One consequence worth internalizing: short samples are noisy. A 30-word paragraph hasn't given any symbol the chance to repeat, so it will look artificially high-entropy. Like every statistical text measure — the same caveat applies to the lexical density and word frequency tools — entropy wants a few hundred words before the number stabilizes.

The compression connection

Entropy and file compression are the same idea wearing different clothes. Shannon's theorem says entropy is the theoretical floor on how small you can losslessly squeeze a message: text averaging 4 bits per character can't be compressed below 4 bits per character, full stop. That's why the analyzer also shows a compression estimate — predictable text has lots of redundancy to squeeze out, so it estimates a higher compressible fraction. If you've ever noticed that a repetitive log file zips down to almost nothing while a dense, varied document barely shrinks, you've watched entropy in action. Low entropy, high compressibility; high entropy, stubborn file size.

Entropy as an AI signal — handle with care

The headline use right now is AI detection, and entropy is genuinely part of the picture. Language models are trained to output likely continuations, which nudges machine text toward flatter, more predictable phrasing — lower perplexity, the model's own cousin of entropy. So AI-generated prose often clusters in a narrower, more predictable band than the spiky, idiosyncratic distribution of an engaged human writer.

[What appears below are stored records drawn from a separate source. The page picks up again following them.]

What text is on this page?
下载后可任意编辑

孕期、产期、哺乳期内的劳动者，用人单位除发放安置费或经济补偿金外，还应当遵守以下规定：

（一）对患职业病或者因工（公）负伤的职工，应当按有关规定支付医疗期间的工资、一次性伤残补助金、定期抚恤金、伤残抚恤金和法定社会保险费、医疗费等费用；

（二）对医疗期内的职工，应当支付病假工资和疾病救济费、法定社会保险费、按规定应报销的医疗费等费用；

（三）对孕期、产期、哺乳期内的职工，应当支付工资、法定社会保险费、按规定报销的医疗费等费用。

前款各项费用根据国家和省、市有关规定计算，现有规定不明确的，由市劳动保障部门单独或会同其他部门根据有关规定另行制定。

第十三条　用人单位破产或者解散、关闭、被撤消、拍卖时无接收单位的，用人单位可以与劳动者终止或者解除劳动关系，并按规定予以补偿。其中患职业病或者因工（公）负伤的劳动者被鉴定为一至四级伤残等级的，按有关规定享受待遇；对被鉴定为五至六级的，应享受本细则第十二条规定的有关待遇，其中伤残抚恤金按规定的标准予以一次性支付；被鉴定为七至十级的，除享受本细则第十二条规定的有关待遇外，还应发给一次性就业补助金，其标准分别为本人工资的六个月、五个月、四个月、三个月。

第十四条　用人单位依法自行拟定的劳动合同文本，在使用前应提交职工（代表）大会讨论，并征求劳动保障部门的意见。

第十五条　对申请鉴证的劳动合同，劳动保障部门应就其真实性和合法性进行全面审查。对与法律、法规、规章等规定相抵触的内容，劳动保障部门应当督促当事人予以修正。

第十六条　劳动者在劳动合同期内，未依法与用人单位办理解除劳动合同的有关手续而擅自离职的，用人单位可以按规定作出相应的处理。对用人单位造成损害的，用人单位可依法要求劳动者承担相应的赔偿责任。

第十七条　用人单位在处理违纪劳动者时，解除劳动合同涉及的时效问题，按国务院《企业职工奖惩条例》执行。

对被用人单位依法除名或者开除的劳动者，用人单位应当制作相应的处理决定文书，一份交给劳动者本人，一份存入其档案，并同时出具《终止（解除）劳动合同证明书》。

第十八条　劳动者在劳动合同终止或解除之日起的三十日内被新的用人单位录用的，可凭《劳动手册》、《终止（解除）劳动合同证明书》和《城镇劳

But entropy alone cannot decide authorship, and treating it as a verdict will burn you. Plenty of human writing is low-entropy: instructions, legal boilerplate, a tired first draft, a non-native writer leaning on safe constructions. Plenty of AI writing is high-entropy once it's been prompted for variety or edited by a person. Modern models can also be told to raise their "temperature" and produce deliberately surprising text. Entropy is a weak prior, useful as one input among several — alongside the patterns the AI text pattern detector looks for — never a standalone judge. Anyone selling you a single number as proof of machine authorship is overselling it.

How to actually use it

For your own writing, run word and bigram mode and watch for a predictability score creeping toward the "very predictable" band — that's the quantitative version of an editor telling you the prose feels samey. The fix isn't to chase a higher number for its own sake; it's to notice which symbols are dominating and decide whether the repetition is doing work (deliberate emphasis, a refrain) or just inertia (the same crutch verb, the same connective phrase). Pair it with a repeated words finder to see exactly which words are pulling the entropy down.

When you want the numbers without doing the bit-counting by hand, the text entropy & predictability analyzer computes Shannon entropy at the character, word, and bigram level, normalizes it into a predictability score, and estimates compressibility — so you can see, concretely, how much your writing keeps surprising the reader and how much of it could have written itself.